Jessica was surprised; she’d never heard that much of Grandma Mary’s story. Her lips trembled. “Grandpa, if you never had children with Grandma Mary, then who’s my biological grandmother?”
Grandpa’s chest wheezed as he exhaled. “I almost lost my faith from the experience. I was mad at God for letting me into such a mess. But years later, God opened my eyes and made me understand that I’d never let Him guide me. I’d been overcome with love for Mary’s voice and never paid attention to any other thing.
“Since the church advised against divorce, I carried my cross. Only ten years later did I think of adopting a child. And we got your mother.”
“Does she know this?”
“Yes, she does. And she was glad to know that after Mary’s death. Mary had always hated the child. Your mother was my treasure. She’s still is.”
Jessica heaved. “But Grandpa, not everyone in church is a pretender. Look at Eric and Janis who got married last year. They were and are still on fire for the Lord.”

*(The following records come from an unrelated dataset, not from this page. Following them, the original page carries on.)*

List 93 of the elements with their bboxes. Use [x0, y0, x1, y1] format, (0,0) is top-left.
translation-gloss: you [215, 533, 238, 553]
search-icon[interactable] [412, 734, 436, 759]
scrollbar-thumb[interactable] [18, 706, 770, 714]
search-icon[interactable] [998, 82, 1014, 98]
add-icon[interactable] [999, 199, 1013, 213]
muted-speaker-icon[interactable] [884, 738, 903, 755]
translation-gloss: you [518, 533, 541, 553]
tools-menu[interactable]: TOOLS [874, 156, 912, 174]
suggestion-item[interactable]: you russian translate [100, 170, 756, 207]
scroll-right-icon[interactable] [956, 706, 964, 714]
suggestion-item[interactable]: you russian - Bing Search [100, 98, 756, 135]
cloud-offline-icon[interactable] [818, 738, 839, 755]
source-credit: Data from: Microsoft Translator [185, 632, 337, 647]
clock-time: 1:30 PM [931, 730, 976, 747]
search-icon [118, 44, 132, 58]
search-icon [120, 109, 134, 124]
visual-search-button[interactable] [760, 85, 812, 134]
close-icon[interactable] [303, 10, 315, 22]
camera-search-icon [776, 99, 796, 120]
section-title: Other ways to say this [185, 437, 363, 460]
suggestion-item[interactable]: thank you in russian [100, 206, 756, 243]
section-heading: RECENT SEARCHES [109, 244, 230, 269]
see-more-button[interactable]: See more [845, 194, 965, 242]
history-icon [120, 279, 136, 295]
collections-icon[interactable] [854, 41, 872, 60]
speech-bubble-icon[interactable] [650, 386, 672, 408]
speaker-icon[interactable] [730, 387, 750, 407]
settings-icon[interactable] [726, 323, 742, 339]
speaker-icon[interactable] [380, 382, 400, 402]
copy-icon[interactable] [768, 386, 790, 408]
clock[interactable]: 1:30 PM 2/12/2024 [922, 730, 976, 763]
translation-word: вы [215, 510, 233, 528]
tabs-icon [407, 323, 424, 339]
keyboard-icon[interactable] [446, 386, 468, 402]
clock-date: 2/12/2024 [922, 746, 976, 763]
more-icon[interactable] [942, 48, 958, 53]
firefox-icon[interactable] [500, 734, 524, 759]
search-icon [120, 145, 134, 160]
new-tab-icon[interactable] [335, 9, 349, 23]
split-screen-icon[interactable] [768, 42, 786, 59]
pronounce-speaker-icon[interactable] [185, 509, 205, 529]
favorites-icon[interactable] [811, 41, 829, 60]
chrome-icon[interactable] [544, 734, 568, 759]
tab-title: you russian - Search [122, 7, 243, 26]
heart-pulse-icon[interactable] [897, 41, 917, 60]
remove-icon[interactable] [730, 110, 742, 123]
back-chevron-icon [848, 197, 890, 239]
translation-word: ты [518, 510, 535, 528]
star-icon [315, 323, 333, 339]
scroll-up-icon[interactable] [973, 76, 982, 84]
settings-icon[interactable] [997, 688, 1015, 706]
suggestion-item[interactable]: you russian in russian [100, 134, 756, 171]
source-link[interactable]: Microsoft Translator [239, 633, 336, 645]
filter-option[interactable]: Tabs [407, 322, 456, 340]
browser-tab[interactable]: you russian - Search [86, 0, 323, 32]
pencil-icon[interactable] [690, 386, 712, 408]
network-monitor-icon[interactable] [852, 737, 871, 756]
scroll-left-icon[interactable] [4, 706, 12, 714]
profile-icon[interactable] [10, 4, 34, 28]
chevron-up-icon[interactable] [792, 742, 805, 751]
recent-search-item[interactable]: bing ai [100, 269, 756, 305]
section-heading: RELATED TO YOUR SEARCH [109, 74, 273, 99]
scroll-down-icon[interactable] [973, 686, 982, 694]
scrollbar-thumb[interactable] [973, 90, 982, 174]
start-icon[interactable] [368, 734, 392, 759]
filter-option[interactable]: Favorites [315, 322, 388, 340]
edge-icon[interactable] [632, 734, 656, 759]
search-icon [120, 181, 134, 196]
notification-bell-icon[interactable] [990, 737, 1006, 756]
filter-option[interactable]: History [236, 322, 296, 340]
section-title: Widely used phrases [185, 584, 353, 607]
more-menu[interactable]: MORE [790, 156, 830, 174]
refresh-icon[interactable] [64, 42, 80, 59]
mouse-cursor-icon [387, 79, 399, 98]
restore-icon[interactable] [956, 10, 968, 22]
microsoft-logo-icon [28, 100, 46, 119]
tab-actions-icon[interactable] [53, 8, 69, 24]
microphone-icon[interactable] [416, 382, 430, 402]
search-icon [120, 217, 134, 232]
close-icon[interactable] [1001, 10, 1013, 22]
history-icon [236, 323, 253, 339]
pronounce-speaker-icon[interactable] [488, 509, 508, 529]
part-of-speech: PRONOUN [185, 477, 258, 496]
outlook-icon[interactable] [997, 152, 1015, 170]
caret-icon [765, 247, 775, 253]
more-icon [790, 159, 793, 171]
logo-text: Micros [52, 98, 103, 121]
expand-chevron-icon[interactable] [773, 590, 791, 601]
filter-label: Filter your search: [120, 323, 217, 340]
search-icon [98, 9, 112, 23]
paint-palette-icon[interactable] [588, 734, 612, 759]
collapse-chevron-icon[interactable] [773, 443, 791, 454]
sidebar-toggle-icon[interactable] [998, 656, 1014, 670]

Grandpa put the spoon into the empty plate and held his face thoughtfully. “I’d love for you to think this way: not everyone in church is genuine. Even if they preach, shout, and jump. Their activities in church shouldn’t move you to conclude about their private lives.”
Jessica’s eyes followed Grandpa leaving the dining table. The old man took shaky steps and then turned to his granddaughter. “Be careful, young woman. Don’t use your emotions to take important decisions.”
Bowing down her head, Jessica wondered if emotions were the reason she was attracted to Ronald. Anyway, he hasn’t asked me out yet. Why worry?